Despite all of this, I did enjoy the book but I wouldn’t recommend buying it.  Instead you should find a friend who bought it, and steal their copy.  I doubt they’ll miss it.



  1. hello. I have also read the book, and i realized soon at the begining that the rock was inserted from underneath but i think the author must built up his novels in a way that the reader could predict some of the essential moments of the book.
    Rlated to the submarine i think nowadays it is possible to resque people in this way, because there are some techniques about we dont know anything, and we dont have acces to it. (besides this i also want to believe the story with the submarine because that was one of my favourite parts)

    this book became my favourite after i read it, and i think this is the most realized one from dan browns books. it involves a plot which is common in the usa . (i think)

    finaly i want to appologize for my english because i am beginer in speaking and writing

  2. Edina, no worries on the English skills. As long as I can understand what you’re trying to say, it’s good enough. The submarine rescue was a minor point compaired to my other complaints. As I said, it was plausible, just unlikely. It only came to mind because it was one more unlikely event in a string of really unlikely events.

  3. ” Still, the odds of the submarine being close enough to here the SOS and act on it in time seemed unrealistic”.

    Um, that’s “hear”, not “here”.
    Before you criticize someone else’s writing skills, I suggest you brush up on your own.

    I found the novel to be an amazing, myself.

    • Heh…talk about eating Crow, I meant “amazing”, not “an amazing”.
      Guess it happens after all. 😀

  4. Jeff, Thank you for providing a perfect illustration of why I do not criticize minor typos on the internet.

  5. Heh…no problem Kevin. 😀
    Don’t mind me, I was in a rare mood when I posted my earlier comments.
    Not to mention, it appears I was a year or two late in the thread…(guess I’m a very slow reader). 😉

    Fact is, I had just finished reading the book and was looking around for opinions.
    I rather liked this book myself.

    And yes, some of the outcome was obvious from the beginning (and some of the events a little far fetched for sure), but Dan Brown’s method of writing is pretty amazing to me.

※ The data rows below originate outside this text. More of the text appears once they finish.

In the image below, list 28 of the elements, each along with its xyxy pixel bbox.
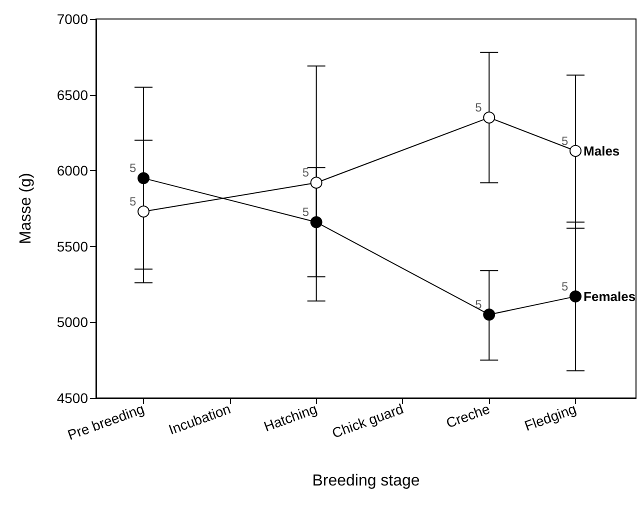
y-tick-label: 6000: [56, 162, 88, 179]
y-tick-label: 7000: [56, 11, 88, 27]
annotation: 5: [562, 134, 569, 148]
point: [310, 216, 322, 228]
x-tick-label: Creche: [444, 400, 492, 431]
point: [138, 172, 150, 184]
y-tick-label: 5500: [56, 238, 88, 254]
y-axis-title: Masse (g): [18, 172, 34, 244]
y-tick-label: 4500: [56, 390, 88, 406]
series-label: Males: [584, 143, 620, 158]
point: [570, 144, 582, 157]
annotation: 5: [475, 298, 482, 312]
y-tick-label: 5000: [56, 314, 88, 330]
x-axis-title: Breeding stage: [312, 472, 420, 490]
annotation: 5: [475, 100, 482, 115]
point: [310, 176, 322, 189]
point: [570, 290, 582, 302]
annotation: 5: [302, 205, 310, 220]
point: [483, 112, 496, 124]
annotation: 5: [130, 161, 137, 176]
series-label: Females: [584, 288, 636, 304]
annotation: 5: [302, 166, 310, 180]
x-tick-label: Chick guard: [330, 400, 406, 442]
annotation: 5: [130, 194, 137, 209]
point: [138, 206, 150, 218]
y-tick-label: 6500: [56, 86, 88, 103]
point: [483, 308, 496, 321]
annotation: 5: [562, 279, 569, 294]
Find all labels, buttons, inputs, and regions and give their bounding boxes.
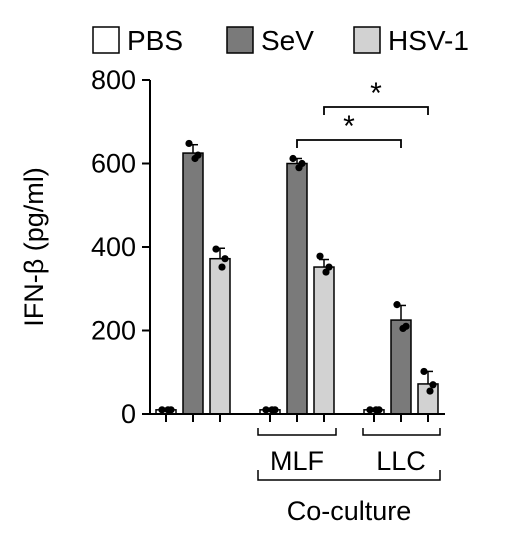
bar-sev [390, 319, 412, 415]
data-point [191, 154, 199, 163]
legend-swatch [226, 26, 254, 54]
data-point [295, 164, 303, 172]
legend-swatch [92, 26, 120, 54]
data-point [366, 406, 374, 414]
legend-label: PBS [127, 25, 183, 56]
y-tick-label: 400 [91, 232, 136, 262]
significance-star: * [370, 77, 382, 110]
data-point [393, 301, 401, 309]
y-tick-label: 600 [91, 149, 136, 179]
data-point [372, 406, 380, 414]
data-point [158, 406, 166, 414]
y-tick-label: 200 [91, 316, 136, 346]
data-point [426, 387, 434, 395]
y-tick-label: 0 [121, 399, 136, 429]
x-axis: MLF LLC Co-culture [150, 413, 445, 526]
group-label: MLF [270, 446, 324, 476]
co-culture-bracket [257, 470, 441, 481]
group-bracket [362, 428, 441, 436]
data-point [289, 154, 297, 163]
bar-hsv-1 [209, 257, 231, 415]
y-axis: 0 200 400 600 800 [91, 65, 151, 429]
significance-bracket [296, 139, 402, 148]
bar-hsv-1 [313, 266, 335, 415]
data-point [420, 367, 428, 376]
co-culture-label: Co-culture [287, 496, 412, 526]
data-point [221, 255, 229, 263]
data-point [212, 245, 220, 253]
legend-label: SeV [261, 25, 314, 56]
data-point [429, 381, 437, 389]
legend-label: HSV-1 [388, 25, 469, 56]
significance-brackets: ** [296, 77, 429, 148]
y-axis-label: IFN-β (pg/ml) [19, 167, 49, 327]
group-bracket [257, 428, 337, 436]
bar-sev [286, 162, 308, 415]
group-label: LLC [376, 446, 426, 476]
y-tick-label: 800 [91, 65, 136, 95]
legend-swatch [353, 26, 381, 54]
data-point [185, 139, 193, 148]
data-point [316, 252, 324, 260]
legend: PBS SeV HSV-1 [92, 25, 469, 56]
data-point [262, 406, 270, 414]
bar-sev [182, 152, 204, 415]
bars [155, 139, 439, 415]
data-point [218, 263, 226, 271]
data-point [322, 268, 330, 276]
data-point [399, 324, 407, 333]
significance-bracket [323, 106, 429, 115]
significance-star: * [343, 110, 355, 143]
data-point [268, 406, 276, 414]
data-point [164, 406, 172, 414]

    One thing I love, is the very short chapters, and the fact that he “bounces around” (sometimes making you wish he didn’t, so you could immediately see what happens next).
    Still, I enjoyed it.

    Anyway, you probably won’t hear from me again, but thanks for the response just the same!
    At least we all continue to read books…a very good thing, as far as I’m concerned. 😉

  6. By the way…my life would be complete if only I could have somehow ended up in the Lincoln room of the White House with Rachel, when all was said and done.